Aziz, médecin résident en huitième année, a grandi à Médenine, où il a obtenu son baccalauréat. Il déménage ensuite à Tunis pour poursuivre des études en médecine sans aucune connaissance préalable du système éducatif, ni du nombre d'années nécessaires pour décrocher un diplôme. Son seul lien avec le domaine était que son oncle était médecin.
Aziz a grandi dans une famille plutôt aisée. Il ne s'est "jamais senti pauvre ou dans le besoin". Sa famille continue de le soutenir aujourd'hui en payant son loyer et en lui versant de l'argent qu'il a épargné pour acquérir une voiture. Pour lui, le soutien de sa famille est vital, sans quoi sa situation financière aurait été plus difficile, ne lui assurant que le strict minimum.
Au lycée, Aziz n’était pas un très bon élève. Contrairement à ses attentes, il obtient une moyenne élevée au baccalauréat, ce qui lui ouvre les portes de la faculté de médecine, un choix de carrière qu’il ne s’imaginait pas faire. "Une décision irréversible si l'on passe en deuxième année." , estime-t-il.
Déterminé à réussir, Aziz comprend, non sans peine, que pour atteindre son objectif, il doit surmonter les difficultés du long parcours qui l'attend, à savoir l'énorme quantité de cours, les heures de travail interminables et le manque de sommeil.
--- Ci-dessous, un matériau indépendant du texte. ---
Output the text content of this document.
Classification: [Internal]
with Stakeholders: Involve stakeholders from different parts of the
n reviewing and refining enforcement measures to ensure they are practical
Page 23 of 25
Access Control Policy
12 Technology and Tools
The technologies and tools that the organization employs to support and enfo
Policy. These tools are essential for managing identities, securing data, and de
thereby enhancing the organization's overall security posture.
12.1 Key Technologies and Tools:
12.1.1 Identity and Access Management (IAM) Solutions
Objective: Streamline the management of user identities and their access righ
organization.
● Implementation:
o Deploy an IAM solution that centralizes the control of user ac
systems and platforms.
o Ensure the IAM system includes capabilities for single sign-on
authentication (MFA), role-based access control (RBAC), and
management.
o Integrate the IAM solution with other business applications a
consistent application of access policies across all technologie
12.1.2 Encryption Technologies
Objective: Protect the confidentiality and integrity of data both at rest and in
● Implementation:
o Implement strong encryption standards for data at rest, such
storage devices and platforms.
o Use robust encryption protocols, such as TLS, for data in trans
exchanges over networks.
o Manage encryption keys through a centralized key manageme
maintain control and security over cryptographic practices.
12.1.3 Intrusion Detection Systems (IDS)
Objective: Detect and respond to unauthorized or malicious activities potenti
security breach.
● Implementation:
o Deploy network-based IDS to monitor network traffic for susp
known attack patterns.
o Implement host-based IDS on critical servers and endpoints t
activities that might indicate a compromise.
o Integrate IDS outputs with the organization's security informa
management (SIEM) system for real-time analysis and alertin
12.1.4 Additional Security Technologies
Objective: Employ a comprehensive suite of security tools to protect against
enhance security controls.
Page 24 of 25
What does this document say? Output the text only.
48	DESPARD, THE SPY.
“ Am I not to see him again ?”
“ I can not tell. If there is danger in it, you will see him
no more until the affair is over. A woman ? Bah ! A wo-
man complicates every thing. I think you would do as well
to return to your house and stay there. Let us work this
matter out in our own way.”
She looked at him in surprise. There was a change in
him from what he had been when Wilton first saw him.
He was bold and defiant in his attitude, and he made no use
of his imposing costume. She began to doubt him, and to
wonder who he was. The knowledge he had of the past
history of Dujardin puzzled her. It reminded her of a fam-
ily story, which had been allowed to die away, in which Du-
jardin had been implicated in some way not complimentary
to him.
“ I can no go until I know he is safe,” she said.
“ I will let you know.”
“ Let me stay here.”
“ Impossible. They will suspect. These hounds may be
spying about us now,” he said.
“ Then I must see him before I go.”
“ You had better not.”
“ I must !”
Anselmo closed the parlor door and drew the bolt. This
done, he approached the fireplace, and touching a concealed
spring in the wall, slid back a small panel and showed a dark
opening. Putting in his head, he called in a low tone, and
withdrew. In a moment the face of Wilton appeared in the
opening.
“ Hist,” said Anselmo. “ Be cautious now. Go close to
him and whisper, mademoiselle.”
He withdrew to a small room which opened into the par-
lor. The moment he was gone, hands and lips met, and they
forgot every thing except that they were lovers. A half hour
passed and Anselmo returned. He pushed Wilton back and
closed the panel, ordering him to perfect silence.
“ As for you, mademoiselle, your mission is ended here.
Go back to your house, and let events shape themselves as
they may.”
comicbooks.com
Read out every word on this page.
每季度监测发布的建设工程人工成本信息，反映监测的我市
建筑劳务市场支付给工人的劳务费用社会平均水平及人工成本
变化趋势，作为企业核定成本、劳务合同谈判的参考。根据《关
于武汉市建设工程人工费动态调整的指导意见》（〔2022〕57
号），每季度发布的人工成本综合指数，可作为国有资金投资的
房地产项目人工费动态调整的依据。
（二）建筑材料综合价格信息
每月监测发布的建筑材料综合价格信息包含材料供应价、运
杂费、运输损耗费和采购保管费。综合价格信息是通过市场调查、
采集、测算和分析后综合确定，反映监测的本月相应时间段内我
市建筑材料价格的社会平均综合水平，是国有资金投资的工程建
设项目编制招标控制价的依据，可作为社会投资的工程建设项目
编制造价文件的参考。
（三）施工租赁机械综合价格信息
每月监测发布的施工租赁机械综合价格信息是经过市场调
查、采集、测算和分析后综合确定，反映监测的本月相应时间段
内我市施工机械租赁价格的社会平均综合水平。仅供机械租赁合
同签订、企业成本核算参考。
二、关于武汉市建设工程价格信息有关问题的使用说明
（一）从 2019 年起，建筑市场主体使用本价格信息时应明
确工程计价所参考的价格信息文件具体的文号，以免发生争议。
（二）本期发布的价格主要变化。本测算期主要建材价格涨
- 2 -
Aujourd'hui, Aziz s'estime chanceux. Après plusieurs années de travail acharné, il a réussi à terminer ses cinq premières années d'études et à obtenir la spécialité qu'il souhaitait. Néanmoins, le jeune homme n'est pas satisfait de sa situation financière et estime que le salaire d'un médecin résident est trop faible, surtout par rapport aux difficultés qu'exige la profession et à la situation économique du pays.
Voici un aperçu de ses sorties et entrées d’argent mensuelles
Aziz a fait l’acquisition d’une voiture pour éviter les transports en commun et la fatigue qui en découle. Mais avec l’augmentation du prix du carburant, Aziz se déplace encore beaucoup à pied pour limiter ses dépenses. Il essaie également, dans la mesure du possible, de réduire ses dépenses en produits alimentaires et de ne pas gaspiller son argent dans les restaurants, dont les prix ont explosé ces deux dernières années, mais il ne se prive pas pour autant de ses loisirs. Il se rend, par exemple, une fois par mois dans une maison d'hôtes avec ses amis. Cette sortie, bien que coûteuse, lui permet de se détendre et d’échapper au stress de l’hôpital.
Sans le soutien de sa famille qui couvre le loyer, Aziz n'aurait pas les moyens de se divertir avec son salaire de médecin résident. Il mènerait alors une “vie monotone et routinière”, ce qu’il refuse catégoriquement.
Aziz trouve injuste que la fonction publique ne tienne pas compte de l’inflation, contrairement aux professions libérales qui n’exigent pas autant d’années d’études que la médecine et où les salaires sont plus élevés. "Je trouve insensé que l'État n'offre pas un meilleur salaire aux médecins”, proteste Aziz.
“Avec le manque d'équipement et la pénurie de médicaments, nous nous retrouvons démunis face aux maladies et aux virus qui envahissent nos hôpitaux. Ces facteurs encouragent la migration et expliquent le manque de personnel médical et la détérioration de la santé publique en Tunisie", déclare le jeune médecin.
Voici le détail de ses dépenses et revenus mensuels
Zone grise
Aziz obtiendra son diplôme dans quelques années. Entre-temps, il craint que les prix n'augmentent à nouveau, alors que les salaires du personnel de la santé publique restent inchangés.
Aziz devra passer un examen final pour terminer son cursus universitaire, avant d'être transféré à Jendouba pour commencer à travailler. Il ne recevra donc pas de salaire pendant huit mois. Le jeune homme avait l'intention d'économiser une somme qui lui permettrait de subvenir à ses besoins pendant cette période, puisqu'il recevra une augmentation de salaire l'année prochaine. Mais aujourd'hui, il craint que cette hausse de salaire ne serve qu'à atténuer les dégâts causés par l'inflation.
Futur
Aziz n'a pas l'intention de partir à l'étranger. Malgré la difficulté de sa condition, et les répercussions sur sa santé mentale et sa stabilité, il ne s'agit pour lui que d'une situation temporaire. En effet, Aziz imagine un avenir plein d'opportunités professionnelles assurées. Ses années de persévérance sont ainsi un investissement qui lui garantira, dans le futur, un poste stable qui ne souffrira pas du chômage ou de la dureté du marché du travail.